Instructions for Pre-Clearance of Transactions in Company Securities
You must follow this format when you send your email to compliance@aixcrypto.ai.
| 1. | If you are purchasing or selling shares on the open market, place the following in the subject line of your email, as applicable: “Pre-Clearance Request - Purchase of Shares” or “Pre-Clearance Request - Sale of Shares” |
The body of the email should contain the following:
| ○ | Number (or dollar value) of shares that you want to purchase or sell; | |
| ○ | If a sale, the source and purchase date of the shares proposed to be sold; and | |
| ○ | Estimated purchase or sale date (which must be completed within two trading days of receiving trading approval). |
| 2. | If you are exercising options, place the following in the subject line of your email: “Pre- Clearance Request - Exercise of Options” |
The body of the email should contain the following:
| ○ | Option number | |
| ○ | Option price | |
| ○ | Grant date | |
| ○ | Number of shares that you are interested in exercising | |
| ○ | Estimated sale date | |
| ○ | “Exercising and Selling” or “Exercising and Holding” |
| 3. | If you are requesting to enter into any other transactions in Company securities, place the following in the subject line of your email: “Pre-Clearance Request – Other Transaction” |
The body of the email should contain the following:
| ○ | Brief description of transaction (e.g., pledge of shares for loan) | |
| ○ | Number of shares involved in the transaction | |
| ○ | Estimated date of transaction | |
| ○ | Other material terms of proposed transaction |
All Pre-Clearance Requests must contain the following representation: “I represent that I am not in possession of material nonpublic information concerning the Company or its securities.”

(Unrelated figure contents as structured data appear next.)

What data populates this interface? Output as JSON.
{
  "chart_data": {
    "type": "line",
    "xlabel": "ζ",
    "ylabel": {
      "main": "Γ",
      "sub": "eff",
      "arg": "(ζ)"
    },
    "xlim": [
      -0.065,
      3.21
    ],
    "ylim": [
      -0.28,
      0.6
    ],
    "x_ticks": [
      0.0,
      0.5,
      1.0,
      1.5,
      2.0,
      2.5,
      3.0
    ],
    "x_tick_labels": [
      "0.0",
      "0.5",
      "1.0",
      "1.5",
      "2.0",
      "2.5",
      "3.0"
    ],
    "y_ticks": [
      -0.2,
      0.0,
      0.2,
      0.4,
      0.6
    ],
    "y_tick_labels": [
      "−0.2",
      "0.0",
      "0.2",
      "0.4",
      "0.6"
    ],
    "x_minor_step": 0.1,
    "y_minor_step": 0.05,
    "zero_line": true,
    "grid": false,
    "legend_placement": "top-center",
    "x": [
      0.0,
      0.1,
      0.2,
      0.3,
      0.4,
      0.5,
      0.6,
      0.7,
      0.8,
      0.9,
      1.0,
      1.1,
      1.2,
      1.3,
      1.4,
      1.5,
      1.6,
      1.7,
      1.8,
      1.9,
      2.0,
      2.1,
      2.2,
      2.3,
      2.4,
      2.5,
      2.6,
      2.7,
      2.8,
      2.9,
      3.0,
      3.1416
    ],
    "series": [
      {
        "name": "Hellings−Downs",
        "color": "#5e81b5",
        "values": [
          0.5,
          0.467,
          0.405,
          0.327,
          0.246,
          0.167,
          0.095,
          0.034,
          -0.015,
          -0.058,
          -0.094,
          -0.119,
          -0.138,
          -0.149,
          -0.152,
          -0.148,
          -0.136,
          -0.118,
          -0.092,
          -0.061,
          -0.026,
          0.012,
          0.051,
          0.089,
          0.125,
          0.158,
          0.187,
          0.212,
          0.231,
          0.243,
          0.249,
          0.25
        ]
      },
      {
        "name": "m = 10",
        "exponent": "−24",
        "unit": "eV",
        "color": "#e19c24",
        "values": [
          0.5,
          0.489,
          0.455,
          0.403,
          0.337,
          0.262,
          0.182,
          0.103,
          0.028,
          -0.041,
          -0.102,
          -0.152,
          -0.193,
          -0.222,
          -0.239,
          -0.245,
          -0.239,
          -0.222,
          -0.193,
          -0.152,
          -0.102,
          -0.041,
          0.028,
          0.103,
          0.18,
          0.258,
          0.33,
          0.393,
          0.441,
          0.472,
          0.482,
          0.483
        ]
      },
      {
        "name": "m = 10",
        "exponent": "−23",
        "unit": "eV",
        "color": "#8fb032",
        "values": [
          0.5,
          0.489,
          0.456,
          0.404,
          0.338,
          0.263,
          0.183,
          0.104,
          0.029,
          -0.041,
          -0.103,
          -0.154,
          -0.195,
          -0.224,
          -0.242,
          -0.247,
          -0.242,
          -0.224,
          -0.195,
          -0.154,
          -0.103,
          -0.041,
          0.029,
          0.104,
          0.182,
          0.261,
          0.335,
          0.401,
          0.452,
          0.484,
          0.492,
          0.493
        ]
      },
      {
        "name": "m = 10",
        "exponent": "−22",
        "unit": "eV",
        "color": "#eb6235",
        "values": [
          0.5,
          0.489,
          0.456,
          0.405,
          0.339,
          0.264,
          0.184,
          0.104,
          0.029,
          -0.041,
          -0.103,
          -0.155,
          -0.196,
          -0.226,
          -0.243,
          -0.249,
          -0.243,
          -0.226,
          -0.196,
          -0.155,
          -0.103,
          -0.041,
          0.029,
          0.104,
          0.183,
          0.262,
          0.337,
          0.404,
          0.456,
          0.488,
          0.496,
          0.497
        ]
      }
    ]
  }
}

Please note that the ultimate responsibility for compliance with the federal and state securities laws rests with you, and that the clearance of any proposed transaction should not be construed as a guarantee that you will not later be found to have been in possession of material nonpublic information or to have violated applicable law in connection with any particular transaction in Company securities.